Kalau ada yang mengartikan Pejagalan sebagai tempat penyembelihan hewan memang ada benarnya. Sebab dulunya di Pejagalan memang ada pemotongan hewan tepatnya di Bandengan. Namun konon cerita orang-orang tua dulu kata Djamit (60) juga sesepuh Pejagalan kepada jakartautara.com, mengaku sebelum disebut Pejagalan, tadinya kawasan itu diberi nama jagal yang dalam kamus bahasa berarti pembantaian, pemotongan (leher) dan pembunuhan. Namun lama kelamaan diberi imbuhan pe dan an yang hingga kini menjadi Pejagalan.
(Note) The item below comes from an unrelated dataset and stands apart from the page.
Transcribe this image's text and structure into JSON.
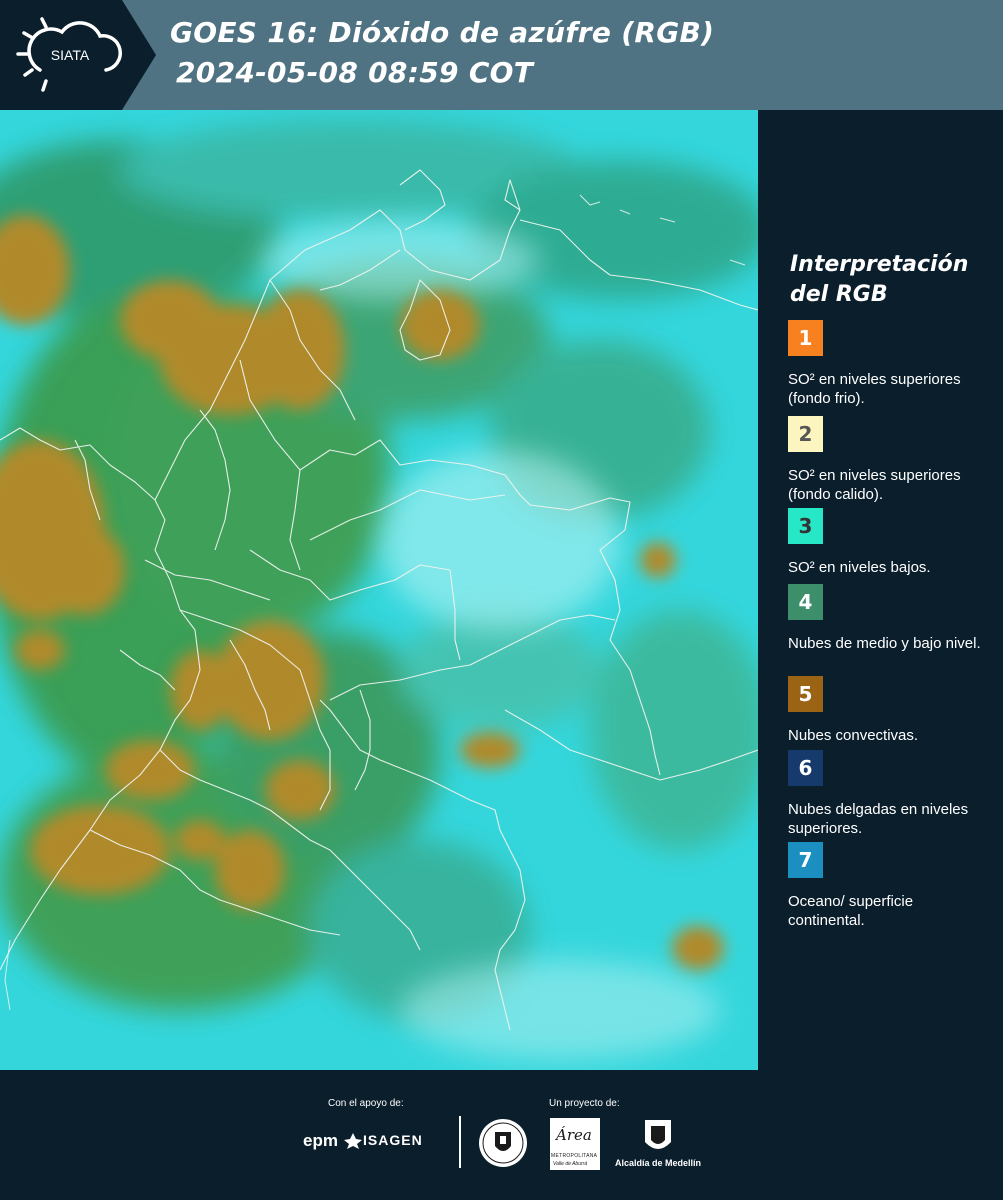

Kalau ada yang mengartikan Pejagalan sebagai tempat penyembelihan hewan memang ada benarnya. Sebab dulunya di Pejagalan memang ada pemotongan hewan tepatnya di Bandengan. Namun konon cerita orang-orang tua dulu kata Djamit (60) juga sesepuh Pejagalan kepada jakartautara.com, mengaku sebelum disebut Pejagalan, tadinya kawasan itu diberi nama jagal yang dalam kamus bahasa berarti pembantaian, pemotongan (leher) dan pembunuhan. Namun lama kelamaan diberi imbuhan pe dan an yang hingga kini menjadi Pejagalan.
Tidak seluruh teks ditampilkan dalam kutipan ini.